After the Gospel, the next time that the priest offers silent prayers and makes significant gestures is at the offertory.
As the altar is being prepared, all of the patens with the hosts are placed on the corporal (the square piece of cloth that the priest or deacon lays out). Then the priest is ready to place the celebrant’s paten with the larger host on the corporal. Before setting it down, he offers a prayer that is said silently when a song is being sung for the offertory.
“Blessed are you God of all creation for through your goodness we have the bread we offer you. Fruit of the earth and work of human hands, it will become for us the bread of life.” “Blessed be God forever.”
If said out loud, the last piece is said by the congregation. This prayer is incredibly significant especially with regards to understanding the Mass as a Sacrifice offered to God. First, the priest offers words of praise to God focusing on his work as creator. We human beings are not creators as much as we are assemblers. Everything we make, we make using God’s ‘stuff.’ He created the very atoms that form the bread. He created the cycle of nature that grew the wheat. He created the scientific process that allows for the baking of wheat and water into bread. Truly, it is only through his goodness that we have this bread to offer.
That being said, we humans have our part to play. The wheat was grown, gathered, and then baked by the 'work of human hands.' And so, through human effort, we cultivate God’s gifts and offer them back to God. But here we offer God more than just bread. It represents all that we offer to God at this Mass. As the priest raises the paten with the larger host above the altar, we have the opportunity to visualize all we have, our possessions, our families, our joys, our sorrows, our whole lives on the altar.

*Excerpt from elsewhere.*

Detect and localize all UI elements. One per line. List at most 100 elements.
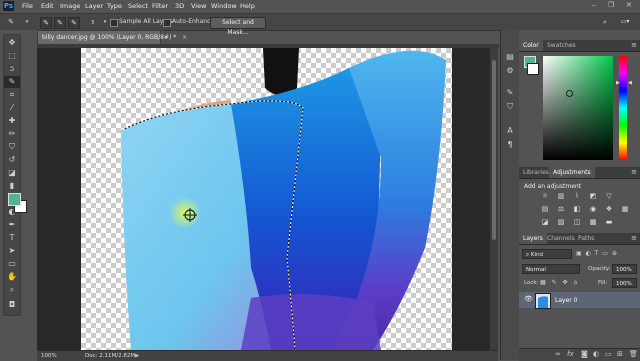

In a mystical way, each of us and our petitions will be offered on that altar, united to the host as it is transformed by the power of the Holy Spirit into the body of Christ, and then offered to God the Father in heaven (notice the Trinitarian nature of this event). At Mass, we offer God, again and again, our lives. Just as God is responsible for us having the bread, so he is responsible for our lives. And it is the purpose of each of our lives to offer them back to God willingly in Sacrifice.
After he finishes his prayer, he places the paten for the first time on the corporal. The corporal has a variety of purposes, but a large one is to give the priest a specific delineation of that which he intends to consecrate. The priest makes his intention to consecrate all hosts and wine on the corporal (or corporals) on that altar.
The next silent prayers happen at the pouring of the water and wine. The priest first pours wine into the chalice and secondly adds a few drops of water. As he pours the water, he prays silently “By the mingling of this water and wine, may we come to share in the divinity of Christ who humbled himself to share in our humanity.” While the Liturgy of the Eucharist is closely tied with Christ’s passion, death, and resurrection, this particular prayer focuses on another great mystery: The incarnation. In Christianity, “mystery” is always fundamentally a wedding of human and divine, of material and spiritual, of time and eternity, of the finite with the infinite: “This is a great mystery, and I mean in reference to Christ and the Church” (Ephesians 5:32). When God became man, divine love embraced our weak, finite humanity and raised it up, as indicated in this offertory prayer.
St. Cyprian offers a wonderful reflection on the mixing of these elements:
“For because Christ bore us all, in that he also bore our sins, we see that in the water is understood the people, but in the wine is showed the blood of Christ. But when the water is mingled in the cup with wine, the people are made one with Christ, and the assembly of believers is associated and conjoined with him on whom it believes; which association and conjunction of water and wine is so mingled in the Lord’s cup, that that mixture cannot any more be separated.”
While the water and wine can also be understood to symbolize the water and blood that flowed from the side of Christ as he hung upon the Cross, the primary symbolism is that of the mystical mingling of humanity and divinity in Christ, both in the incarnation itself and also in this particular instance of the Mass, where we consume Christ and are made one with him.
The priest then raises the chalice and offers a prayer very similar to the one he prays when raising the paten (not shown here for the sake of space.)